The land bank, he said, has posted notices on 4,118 blighted properties in about two dozen neighborhoods since its nuisance program launched in April 2014.

Of those, complaints were filed against 2,730 property owners, ordering them to make fixes to properties or risk losing them. The land bank got default judgments on 715 properties, 416 property owners entered into agreements to retain homes and 77 others handed houses over. About 300 other complaint cases are pending in court, Fahle said.

The land bank has about 25,000 houses in its inventory. It has been evaluating those parcels and using data from other sources including the postal service, Motor City Mapping and field work, to determine if the homes can be saved or need to be demolished, Fahle said.

“Getting a handle on the property inventory here is not a small undertaking, but it’s something we absolutely have to do and we’re doing it,” he said.

The clearer picture of the city’s demolition needs come as the U.S. Senate initiated a controversial proposal to fund federal transportation projects by rescinding money that Detroit and other Michigan cities are using to eliminate neighborhood blight.

The plan, negotiated by Senate Majority Leader Mitch McConnell, R-Kentucky, and Sen. Barbara Boxer, D-California, sought to pull back unused money from a fund within the Troubled Asset Relief Program meant for foreclosure prevention and blight removal.

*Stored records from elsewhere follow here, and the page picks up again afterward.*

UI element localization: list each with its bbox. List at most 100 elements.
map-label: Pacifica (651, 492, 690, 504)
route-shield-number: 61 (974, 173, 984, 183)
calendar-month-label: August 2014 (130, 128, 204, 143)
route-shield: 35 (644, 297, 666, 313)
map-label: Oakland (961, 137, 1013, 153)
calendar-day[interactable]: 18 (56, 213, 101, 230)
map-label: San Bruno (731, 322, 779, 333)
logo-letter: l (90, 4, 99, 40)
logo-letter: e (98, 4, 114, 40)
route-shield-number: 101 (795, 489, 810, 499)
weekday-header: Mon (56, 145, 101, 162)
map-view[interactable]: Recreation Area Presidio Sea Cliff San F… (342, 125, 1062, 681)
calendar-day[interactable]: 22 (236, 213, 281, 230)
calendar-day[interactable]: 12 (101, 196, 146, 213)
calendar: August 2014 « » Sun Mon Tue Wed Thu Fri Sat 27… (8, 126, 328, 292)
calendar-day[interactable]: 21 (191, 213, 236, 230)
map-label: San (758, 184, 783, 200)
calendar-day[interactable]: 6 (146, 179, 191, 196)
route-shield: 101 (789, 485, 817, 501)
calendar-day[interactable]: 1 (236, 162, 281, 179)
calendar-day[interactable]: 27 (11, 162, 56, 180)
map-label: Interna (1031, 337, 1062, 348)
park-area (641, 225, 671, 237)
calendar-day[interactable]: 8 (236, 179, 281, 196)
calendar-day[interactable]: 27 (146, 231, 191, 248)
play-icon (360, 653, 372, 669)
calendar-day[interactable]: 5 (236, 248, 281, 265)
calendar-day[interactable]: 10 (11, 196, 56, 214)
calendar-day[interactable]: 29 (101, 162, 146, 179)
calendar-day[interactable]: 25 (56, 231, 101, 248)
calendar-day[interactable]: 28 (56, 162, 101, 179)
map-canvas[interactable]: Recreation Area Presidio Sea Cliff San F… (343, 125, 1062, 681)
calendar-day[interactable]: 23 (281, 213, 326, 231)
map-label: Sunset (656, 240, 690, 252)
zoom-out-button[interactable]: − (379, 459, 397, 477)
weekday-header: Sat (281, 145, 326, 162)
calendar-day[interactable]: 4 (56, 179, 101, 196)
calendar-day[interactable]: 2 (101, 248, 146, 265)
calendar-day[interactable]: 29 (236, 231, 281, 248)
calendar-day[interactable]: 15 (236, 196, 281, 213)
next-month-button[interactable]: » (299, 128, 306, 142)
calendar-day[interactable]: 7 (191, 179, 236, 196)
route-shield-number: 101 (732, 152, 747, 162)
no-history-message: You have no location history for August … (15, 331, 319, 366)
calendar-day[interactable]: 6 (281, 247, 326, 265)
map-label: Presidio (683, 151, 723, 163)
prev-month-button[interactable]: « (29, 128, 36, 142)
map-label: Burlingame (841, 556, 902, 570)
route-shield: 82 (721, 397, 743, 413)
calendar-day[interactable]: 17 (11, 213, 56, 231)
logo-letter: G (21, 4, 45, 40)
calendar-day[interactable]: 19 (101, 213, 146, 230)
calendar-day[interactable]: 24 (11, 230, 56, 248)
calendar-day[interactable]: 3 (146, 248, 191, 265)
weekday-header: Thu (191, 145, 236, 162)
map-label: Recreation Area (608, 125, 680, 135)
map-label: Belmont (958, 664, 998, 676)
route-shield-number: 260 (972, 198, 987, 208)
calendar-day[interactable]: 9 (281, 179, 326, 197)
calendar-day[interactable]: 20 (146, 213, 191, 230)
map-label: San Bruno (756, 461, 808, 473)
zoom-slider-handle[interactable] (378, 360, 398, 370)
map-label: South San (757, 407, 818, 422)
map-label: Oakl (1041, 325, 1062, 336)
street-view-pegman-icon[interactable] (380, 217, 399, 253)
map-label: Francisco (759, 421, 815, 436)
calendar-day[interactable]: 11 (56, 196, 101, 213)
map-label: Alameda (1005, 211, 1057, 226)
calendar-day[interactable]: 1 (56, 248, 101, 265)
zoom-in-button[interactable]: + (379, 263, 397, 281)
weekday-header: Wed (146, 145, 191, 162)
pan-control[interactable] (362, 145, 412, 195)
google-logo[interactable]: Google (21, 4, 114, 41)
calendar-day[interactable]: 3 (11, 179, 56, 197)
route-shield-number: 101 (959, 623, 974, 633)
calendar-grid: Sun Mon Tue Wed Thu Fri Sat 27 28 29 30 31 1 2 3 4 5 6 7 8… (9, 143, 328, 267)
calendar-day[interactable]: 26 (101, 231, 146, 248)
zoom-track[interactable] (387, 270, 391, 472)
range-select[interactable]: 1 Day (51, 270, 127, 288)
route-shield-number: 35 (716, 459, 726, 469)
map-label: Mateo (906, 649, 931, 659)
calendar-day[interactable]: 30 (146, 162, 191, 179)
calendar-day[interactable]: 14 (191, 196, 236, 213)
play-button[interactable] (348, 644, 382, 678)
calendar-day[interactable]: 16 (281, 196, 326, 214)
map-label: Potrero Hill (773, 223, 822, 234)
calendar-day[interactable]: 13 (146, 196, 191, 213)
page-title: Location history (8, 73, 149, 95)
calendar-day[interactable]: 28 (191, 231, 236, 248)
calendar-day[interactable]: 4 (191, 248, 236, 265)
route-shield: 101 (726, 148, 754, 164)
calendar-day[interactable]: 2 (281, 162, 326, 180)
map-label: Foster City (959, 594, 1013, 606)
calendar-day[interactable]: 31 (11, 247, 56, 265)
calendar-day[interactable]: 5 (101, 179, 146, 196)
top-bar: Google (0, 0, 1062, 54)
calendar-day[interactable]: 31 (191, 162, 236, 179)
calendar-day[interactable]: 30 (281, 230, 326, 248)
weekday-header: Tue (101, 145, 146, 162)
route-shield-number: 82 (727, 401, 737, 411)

The bill has since been revised to not touch the Hardest Hit Fund.

Detroit has received $107 million in federal blight remediation funding. It’s taking down 100-150 houses per week, with a typical demolition costing around $13,000 per house, Fahle said.

Beyond the federal dollars, the city is also drawing from fire escrow dollars and block grant funding.

John Roach, a spokesman for Duggan, says the city has projected its funding would get it through October. “The mayor is deeply engaged daily in that effort to identify funding to keep the blight removal program going,” he said.

Longtime resident Betty Brooks says she can’t say whether repopulating neighborhood houses will work for Detroit, but stressed affordable loft, apartment and condo living in the downtown area should also be a consideration.

Brooks and her husband, Bill, a former mayoral contender, downsized a few years ago, selling their home in Indian Village to relocate to a riverfront apartment.

“Prices for apartments and condos are going up sky-high in Midtown and downtown,” said Brooks, who chairs the board of trustees for the Charles H. Wright Museum of African American History. “It’s hard to get one unless you pay an exorbitant amount of money.”

Roach says the administration recognizes the demand in and around Detroit’s downtown and is working to make sure that new projects incorporate affordable housing components.

It’s already come into play for developments proposed this year in Brush Park and in Midtown in the former Eddystone Hotel near the future Detroit Red Wings arena, and for the old Strathmore Hotel.

Detroit real estate broker Austin Black II says he has sold properties in the city for more than a decade and retaining the neighborhood housing stock is a good thing.

“A lot of people moving into neighborhoods are spending a significant amount of money renovating the homes,” said Black, president of City Living Detroit. “It’s also encouraging for the people who already live in the neighborhood to see positive changes happening.”